Calibration: Do predicted probabilities mean what they say? If the model says 10%, do roughly 10% of those customers actually convert? You need this for any dollar-value calculation.

The workflow: Oversample to get discrimination. Apply the correction to restore calibration. You don't have to choose between them.

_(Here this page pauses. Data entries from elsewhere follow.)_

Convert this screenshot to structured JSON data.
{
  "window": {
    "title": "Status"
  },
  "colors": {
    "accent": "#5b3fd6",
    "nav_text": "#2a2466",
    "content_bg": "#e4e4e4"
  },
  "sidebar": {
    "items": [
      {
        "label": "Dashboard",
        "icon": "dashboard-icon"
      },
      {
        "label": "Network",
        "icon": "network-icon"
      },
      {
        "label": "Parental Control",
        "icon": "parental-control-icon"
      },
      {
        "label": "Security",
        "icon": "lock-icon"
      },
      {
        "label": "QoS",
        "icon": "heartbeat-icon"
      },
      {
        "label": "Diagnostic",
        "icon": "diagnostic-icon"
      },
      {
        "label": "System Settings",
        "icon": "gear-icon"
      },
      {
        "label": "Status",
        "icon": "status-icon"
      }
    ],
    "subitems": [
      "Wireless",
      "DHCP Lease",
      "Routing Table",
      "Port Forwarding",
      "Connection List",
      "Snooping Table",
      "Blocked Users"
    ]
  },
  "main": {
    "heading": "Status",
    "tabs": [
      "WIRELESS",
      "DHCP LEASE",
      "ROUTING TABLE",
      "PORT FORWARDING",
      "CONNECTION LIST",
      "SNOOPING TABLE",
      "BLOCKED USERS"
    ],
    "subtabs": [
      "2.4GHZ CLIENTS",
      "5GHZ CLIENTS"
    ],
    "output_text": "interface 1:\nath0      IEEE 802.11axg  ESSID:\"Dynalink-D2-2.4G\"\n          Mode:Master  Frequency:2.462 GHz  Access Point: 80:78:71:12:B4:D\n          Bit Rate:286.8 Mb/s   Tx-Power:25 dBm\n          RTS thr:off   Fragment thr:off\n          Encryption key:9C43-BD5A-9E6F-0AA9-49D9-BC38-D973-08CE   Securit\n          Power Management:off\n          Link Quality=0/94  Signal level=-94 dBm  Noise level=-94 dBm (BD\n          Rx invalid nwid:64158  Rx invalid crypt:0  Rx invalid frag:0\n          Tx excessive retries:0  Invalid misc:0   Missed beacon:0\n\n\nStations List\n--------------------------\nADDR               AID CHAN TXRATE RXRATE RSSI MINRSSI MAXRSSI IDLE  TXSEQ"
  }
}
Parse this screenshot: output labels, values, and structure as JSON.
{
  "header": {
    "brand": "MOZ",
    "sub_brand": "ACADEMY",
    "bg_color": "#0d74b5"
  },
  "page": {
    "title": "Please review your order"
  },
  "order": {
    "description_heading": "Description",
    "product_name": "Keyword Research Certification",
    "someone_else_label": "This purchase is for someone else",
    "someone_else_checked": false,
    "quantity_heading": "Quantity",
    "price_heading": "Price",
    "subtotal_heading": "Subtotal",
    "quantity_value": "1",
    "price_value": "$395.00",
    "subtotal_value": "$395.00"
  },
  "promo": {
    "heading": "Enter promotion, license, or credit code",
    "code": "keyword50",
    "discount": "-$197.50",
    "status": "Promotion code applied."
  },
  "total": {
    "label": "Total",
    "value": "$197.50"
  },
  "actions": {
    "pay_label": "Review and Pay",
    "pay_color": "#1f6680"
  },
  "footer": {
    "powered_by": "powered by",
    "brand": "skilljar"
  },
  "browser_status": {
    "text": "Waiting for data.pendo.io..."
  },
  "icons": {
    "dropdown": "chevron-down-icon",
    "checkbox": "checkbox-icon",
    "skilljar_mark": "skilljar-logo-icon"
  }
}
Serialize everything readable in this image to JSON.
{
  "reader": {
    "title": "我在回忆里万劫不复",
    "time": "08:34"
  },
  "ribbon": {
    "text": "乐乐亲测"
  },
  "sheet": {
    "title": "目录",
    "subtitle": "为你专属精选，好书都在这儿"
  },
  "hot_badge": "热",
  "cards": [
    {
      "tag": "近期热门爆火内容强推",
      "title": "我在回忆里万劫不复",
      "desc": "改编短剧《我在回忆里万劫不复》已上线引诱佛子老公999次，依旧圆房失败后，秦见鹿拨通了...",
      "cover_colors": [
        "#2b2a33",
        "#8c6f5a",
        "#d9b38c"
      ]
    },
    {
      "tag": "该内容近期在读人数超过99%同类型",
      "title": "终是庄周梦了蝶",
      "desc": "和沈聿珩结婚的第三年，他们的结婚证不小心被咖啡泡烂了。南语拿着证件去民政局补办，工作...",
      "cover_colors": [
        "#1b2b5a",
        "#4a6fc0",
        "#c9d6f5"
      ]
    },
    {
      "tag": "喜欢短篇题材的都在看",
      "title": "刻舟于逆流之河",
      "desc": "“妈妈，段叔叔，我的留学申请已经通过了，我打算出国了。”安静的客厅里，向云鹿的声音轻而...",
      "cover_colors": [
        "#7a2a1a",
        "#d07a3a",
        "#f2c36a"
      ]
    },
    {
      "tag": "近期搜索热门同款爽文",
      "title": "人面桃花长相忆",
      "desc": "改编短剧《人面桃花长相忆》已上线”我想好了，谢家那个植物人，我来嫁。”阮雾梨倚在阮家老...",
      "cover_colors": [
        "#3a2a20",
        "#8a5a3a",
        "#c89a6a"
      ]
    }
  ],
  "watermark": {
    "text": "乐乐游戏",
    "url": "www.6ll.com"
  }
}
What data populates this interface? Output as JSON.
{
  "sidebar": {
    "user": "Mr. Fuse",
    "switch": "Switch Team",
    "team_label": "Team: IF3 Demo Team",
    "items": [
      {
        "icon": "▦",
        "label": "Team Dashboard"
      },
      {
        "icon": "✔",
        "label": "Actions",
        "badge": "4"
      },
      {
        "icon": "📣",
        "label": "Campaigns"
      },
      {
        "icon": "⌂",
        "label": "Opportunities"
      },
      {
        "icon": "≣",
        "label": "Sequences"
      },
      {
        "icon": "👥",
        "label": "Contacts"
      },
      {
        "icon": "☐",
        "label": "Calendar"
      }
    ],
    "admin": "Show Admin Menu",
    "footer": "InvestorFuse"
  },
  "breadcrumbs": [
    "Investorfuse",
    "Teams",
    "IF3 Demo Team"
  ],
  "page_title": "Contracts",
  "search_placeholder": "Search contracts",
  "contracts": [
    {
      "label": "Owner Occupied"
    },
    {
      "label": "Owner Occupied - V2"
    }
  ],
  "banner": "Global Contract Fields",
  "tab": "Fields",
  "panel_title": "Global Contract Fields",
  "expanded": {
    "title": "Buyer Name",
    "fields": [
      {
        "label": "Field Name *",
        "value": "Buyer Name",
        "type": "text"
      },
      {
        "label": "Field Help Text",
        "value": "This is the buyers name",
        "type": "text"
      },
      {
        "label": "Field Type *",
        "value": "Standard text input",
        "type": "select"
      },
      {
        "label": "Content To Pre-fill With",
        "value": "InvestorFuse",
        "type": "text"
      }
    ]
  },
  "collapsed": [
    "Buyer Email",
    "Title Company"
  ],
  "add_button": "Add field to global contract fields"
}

📊 When Does Calibration Actually Matter?
Use CaseNeed AUC?Need Calibration?Reason
Direct mail to top 10% of model ✅ Yes ❌ No Only rank matters — who's in the top decile
Programmatic bid pricing ✅ Yes ✅ Yes Bid = p × value; bad p → bad bid
CLV estimation ✅ Yes CLV formulas directly multiply probability
Churn score thresholding ✅ Yes ⚠️ Sometimes Depends on whether threshold is absolute or relative
A/B test lift measurement ✅ Yes Comparing predicted lift requires calibrated probability differences
🔧 Calibration Correction Methods Compared
MethodComplexityBest For
King-Zeng formula ⭐ One formula Logistic regression with known oversampling rate
Platt scaling ⭐⭐ Fit a 2nd logistic model SVM, neural networks, any model with known holdout
Isotonic regression ⭐⭐⭐ Non-parametric Large holdout set, any model, no shape assumption
Temperature scaling ⭐⭐ Single parameter Neural networks, quick recalibration post-training
⚠️ What This Simulation Doesn't Show

This tool uses negative subsampling: all positive (rare) examples are kept; the majority class is subsampled to hit the target ratio. In practice, SMOTE generates synthetic interpolated positives instead of subsampling, which avoids discarding negatives. The King-Zeng calibration cost applies to both approaches equally — anything that shifts the training class balance shifts the intercept.

The simulation also uses a single continuous predictor with logistic regression. With tree-based models (XGBoost, Random Forest), raw probability outputs are inherently miscalibrated even without oversampling — Platt scaling or isotonic regression are the standard fix there.